The highlight of the day was the EIC Debate on whether British education was losing its globally pre-eminent position. Dr Joanna Newman (Secretary-General, Association of Commonwealth Universites) and Nick Hilman (Director, HEPI) argued it was not, while Lord Karan Bilimoria CBE (Chancellor, University of Birmingham) and Thijs van Vugt (Director of Analytics, StudyPortals) argued that Brexit, a more hostile immigration rhetoric from Government, and international competition was eroding Britain’s position.

Much of the day focused on education innovation case studies from around the world. As we move away from a US-dominated world, to a multi-stakeholder global order, it’s worth noting there are 440,000 foreign students in China (with this number increasing at 10% a year). There are 30,000 foreign students in India, with the number having fallen in the last full year of data. Many of these are diaspora, from places like Britain, going back home, so to speak, to study.

The winner of the $1m Global Teacher Prize in 2017 was Canadian and in 2016 Palestinian. The Economist says the world’s most frenetic and ambitious education reforms are taking place in Pakistan, with astounding results.

But technology is already acting as a big disruptor in the education market. Martin Hamilton (Futurst, Jisc) highlighted how Udacity’s self-driving car nanodegree had 30,000 sign-ups within a few days in 2016. Sudip Roy (Robotics Process Automation) analysed how automation will soon catch up with the education sector, leading to dramatic cost reduction, alongside higher student satisfaction, quality, compliance and security.

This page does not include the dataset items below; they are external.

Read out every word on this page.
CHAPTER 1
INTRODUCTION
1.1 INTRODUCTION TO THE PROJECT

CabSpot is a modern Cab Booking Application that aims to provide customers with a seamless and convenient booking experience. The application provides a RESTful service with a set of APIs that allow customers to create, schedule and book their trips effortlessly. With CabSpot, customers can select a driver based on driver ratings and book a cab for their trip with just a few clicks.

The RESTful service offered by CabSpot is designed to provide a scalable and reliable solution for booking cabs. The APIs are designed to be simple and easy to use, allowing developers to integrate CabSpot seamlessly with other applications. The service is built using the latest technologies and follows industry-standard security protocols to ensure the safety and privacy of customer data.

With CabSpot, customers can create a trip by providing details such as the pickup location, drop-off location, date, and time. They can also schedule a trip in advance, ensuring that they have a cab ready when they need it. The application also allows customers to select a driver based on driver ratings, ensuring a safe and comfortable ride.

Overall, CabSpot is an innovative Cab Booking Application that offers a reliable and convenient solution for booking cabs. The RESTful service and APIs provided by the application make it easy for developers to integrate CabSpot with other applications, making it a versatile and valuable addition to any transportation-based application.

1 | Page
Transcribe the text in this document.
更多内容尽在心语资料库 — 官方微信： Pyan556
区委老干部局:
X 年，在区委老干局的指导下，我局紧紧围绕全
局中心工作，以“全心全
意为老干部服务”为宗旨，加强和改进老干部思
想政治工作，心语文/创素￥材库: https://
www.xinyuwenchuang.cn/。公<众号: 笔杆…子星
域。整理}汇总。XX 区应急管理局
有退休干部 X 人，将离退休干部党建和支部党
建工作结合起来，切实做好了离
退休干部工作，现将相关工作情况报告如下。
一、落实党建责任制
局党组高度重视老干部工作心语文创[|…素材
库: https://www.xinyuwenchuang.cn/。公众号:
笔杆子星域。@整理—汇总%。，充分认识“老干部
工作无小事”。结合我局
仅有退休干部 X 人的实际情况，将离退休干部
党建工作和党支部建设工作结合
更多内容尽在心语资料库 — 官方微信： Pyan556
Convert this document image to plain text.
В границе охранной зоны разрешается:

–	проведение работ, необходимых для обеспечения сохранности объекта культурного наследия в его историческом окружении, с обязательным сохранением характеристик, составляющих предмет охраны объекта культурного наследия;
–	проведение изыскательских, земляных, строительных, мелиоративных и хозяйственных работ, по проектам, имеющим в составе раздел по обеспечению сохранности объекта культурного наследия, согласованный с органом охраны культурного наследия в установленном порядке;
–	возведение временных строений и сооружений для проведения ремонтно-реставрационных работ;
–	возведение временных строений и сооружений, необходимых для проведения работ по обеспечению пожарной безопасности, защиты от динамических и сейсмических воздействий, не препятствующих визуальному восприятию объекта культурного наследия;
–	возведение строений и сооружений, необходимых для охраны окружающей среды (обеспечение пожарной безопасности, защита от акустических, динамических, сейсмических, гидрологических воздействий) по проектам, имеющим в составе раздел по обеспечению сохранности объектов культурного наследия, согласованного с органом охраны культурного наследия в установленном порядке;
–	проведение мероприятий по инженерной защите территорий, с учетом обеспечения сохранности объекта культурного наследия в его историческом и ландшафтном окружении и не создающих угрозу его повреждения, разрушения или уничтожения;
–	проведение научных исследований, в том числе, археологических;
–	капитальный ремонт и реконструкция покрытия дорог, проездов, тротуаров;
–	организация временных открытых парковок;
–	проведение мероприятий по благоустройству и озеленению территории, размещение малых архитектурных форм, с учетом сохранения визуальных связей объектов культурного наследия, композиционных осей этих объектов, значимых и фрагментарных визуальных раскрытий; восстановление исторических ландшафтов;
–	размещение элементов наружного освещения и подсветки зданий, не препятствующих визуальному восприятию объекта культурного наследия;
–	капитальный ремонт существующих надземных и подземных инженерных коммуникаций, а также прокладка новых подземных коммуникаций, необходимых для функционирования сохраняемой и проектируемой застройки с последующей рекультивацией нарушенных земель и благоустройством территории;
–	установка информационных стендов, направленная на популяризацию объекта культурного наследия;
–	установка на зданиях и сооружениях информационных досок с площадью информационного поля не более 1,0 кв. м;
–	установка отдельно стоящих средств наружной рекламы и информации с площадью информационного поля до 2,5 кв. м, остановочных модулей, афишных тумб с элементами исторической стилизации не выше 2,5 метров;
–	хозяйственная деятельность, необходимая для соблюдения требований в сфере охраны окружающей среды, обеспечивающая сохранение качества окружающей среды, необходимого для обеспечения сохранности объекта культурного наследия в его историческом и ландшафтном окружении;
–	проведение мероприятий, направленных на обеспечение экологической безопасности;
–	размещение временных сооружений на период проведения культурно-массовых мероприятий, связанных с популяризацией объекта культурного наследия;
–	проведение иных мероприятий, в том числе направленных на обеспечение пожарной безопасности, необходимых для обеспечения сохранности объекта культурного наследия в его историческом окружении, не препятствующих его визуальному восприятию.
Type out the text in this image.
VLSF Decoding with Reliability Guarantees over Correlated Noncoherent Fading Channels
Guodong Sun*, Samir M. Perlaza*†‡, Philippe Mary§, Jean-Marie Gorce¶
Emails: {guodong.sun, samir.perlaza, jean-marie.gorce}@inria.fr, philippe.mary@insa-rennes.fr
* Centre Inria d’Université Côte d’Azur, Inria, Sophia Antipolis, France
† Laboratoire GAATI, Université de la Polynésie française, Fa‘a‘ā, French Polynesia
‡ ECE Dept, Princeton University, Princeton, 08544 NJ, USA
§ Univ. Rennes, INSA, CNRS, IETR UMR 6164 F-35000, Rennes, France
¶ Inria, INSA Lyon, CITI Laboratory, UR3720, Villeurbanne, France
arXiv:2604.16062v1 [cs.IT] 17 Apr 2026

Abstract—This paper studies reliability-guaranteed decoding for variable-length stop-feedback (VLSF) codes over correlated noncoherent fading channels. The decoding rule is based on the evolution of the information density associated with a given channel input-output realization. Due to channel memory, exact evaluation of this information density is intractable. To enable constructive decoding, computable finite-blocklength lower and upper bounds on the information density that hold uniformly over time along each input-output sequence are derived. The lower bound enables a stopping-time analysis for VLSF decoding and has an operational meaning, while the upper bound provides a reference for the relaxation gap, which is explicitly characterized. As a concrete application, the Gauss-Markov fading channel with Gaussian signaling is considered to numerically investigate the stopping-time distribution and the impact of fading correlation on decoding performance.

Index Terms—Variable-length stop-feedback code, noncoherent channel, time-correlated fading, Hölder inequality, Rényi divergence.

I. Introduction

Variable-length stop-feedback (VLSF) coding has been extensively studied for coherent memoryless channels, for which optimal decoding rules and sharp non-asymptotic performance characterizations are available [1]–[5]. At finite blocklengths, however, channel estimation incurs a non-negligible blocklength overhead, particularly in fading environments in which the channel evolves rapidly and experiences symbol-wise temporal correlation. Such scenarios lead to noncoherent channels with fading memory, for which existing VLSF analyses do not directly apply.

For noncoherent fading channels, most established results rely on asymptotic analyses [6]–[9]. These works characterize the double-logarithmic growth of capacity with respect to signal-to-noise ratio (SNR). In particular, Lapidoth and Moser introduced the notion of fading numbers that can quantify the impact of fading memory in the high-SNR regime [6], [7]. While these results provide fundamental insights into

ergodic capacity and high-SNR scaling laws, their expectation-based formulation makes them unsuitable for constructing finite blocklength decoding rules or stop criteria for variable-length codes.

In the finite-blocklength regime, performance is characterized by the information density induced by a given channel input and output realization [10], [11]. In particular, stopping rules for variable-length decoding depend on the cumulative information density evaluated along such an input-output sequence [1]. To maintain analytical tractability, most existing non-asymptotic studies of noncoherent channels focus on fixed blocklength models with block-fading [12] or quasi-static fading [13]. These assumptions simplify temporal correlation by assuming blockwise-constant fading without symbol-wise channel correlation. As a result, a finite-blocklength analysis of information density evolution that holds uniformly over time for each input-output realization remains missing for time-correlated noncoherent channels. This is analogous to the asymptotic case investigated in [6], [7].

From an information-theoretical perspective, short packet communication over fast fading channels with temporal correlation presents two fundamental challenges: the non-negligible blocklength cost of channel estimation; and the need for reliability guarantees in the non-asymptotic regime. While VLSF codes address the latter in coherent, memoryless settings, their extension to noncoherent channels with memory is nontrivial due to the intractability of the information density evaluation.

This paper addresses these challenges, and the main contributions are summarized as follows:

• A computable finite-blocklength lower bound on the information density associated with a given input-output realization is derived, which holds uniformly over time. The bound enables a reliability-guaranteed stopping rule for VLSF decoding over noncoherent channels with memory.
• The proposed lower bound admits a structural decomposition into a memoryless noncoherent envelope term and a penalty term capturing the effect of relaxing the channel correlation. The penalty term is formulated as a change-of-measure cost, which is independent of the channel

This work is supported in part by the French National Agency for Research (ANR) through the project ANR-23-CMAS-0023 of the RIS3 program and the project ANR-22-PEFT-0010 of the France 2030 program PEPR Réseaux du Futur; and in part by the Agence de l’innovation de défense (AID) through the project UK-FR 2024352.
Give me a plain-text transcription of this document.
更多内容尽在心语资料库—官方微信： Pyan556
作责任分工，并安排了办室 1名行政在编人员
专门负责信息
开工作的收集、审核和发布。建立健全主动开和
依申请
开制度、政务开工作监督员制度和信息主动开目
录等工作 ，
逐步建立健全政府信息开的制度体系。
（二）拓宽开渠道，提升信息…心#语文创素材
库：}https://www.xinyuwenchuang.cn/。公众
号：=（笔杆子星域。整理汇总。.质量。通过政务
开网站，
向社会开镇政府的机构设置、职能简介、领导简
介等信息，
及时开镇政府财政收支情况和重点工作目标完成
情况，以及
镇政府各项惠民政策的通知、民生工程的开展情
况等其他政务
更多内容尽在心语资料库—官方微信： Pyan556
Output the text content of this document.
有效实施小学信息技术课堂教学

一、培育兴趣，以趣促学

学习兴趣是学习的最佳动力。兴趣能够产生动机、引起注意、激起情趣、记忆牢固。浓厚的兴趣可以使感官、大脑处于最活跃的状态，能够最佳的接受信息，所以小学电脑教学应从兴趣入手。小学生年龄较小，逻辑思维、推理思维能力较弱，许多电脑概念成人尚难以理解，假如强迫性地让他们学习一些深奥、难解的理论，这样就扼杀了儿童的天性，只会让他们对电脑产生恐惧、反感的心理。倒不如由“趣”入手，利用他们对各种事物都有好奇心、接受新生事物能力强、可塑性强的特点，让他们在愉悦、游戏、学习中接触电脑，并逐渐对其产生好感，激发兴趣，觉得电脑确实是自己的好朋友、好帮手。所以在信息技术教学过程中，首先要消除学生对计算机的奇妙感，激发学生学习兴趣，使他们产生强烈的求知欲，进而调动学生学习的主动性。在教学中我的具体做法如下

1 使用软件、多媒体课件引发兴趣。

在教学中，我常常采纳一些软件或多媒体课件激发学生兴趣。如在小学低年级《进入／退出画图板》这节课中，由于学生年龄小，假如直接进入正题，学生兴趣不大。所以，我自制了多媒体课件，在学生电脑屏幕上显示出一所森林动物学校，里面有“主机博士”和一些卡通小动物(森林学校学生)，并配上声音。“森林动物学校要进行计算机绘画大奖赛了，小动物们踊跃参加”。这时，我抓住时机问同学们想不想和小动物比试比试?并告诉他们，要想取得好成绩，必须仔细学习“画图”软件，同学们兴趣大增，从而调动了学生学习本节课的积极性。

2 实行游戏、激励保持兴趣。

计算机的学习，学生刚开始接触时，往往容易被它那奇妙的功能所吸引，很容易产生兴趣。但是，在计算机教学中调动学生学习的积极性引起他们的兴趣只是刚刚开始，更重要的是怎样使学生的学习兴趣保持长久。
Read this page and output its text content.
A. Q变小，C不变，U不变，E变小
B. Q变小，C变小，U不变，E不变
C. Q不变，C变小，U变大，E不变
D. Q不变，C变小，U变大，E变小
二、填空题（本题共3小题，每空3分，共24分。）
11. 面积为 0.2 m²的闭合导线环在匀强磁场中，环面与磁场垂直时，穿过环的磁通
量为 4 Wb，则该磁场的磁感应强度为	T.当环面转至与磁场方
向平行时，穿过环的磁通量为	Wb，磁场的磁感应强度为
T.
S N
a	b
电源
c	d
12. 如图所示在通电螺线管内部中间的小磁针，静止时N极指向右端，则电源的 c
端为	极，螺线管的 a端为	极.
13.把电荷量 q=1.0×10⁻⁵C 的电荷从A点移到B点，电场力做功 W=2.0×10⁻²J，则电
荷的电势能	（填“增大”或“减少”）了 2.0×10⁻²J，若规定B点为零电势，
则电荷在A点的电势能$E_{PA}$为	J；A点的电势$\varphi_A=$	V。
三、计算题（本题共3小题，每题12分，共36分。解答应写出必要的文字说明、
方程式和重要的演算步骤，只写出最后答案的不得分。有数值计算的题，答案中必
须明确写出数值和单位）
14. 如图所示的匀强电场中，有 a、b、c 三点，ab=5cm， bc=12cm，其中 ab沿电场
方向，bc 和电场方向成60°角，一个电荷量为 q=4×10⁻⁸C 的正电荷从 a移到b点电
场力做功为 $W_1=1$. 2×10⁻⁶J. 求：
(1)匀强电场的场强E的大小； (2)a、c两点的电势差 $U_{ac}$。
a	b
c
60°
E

Katarina Aleksić (Advisor to the Minister for eEducation, Ministry of Education, Science and Technological Development, Serbia) spoke about her country’s innovation story, which makes deep use of digital to transform education, with computer science a compulsory subject from age 11.

There were several examples in the room of how innovative private sector companies are using some of these principles to train not just young people but adults. Star Certification are one such example, specialising in big data, cryptocurrency, cyber security and other fields, who identified a number of potential partners for their UK market entry at the EIC2018.

There were a number of important annoucements made on the day.

The International Skill Development Corporation (ISDC) launched a new innovative International Research & Teaching Excellence Framework (IRTEF). 

Bournemouth University launched its Global Talent in India report on the day. Leading Indian skills provider InSkills and a start-up UK skills provider announced a plan to develop international skills centres in the Indian states of Bihar and Uttar Pradesh, validated by NOCN.

The UK office for the Kolkata 4.0 Foundation, a not-for-profit initiative with a vision to create a networking platform for positive thinking on Kolkata in the Indian state of West Bengal, was launched. It’s first report focused on how academia, business and Government could work closely together to create an innovation ecosystem in Kolkata.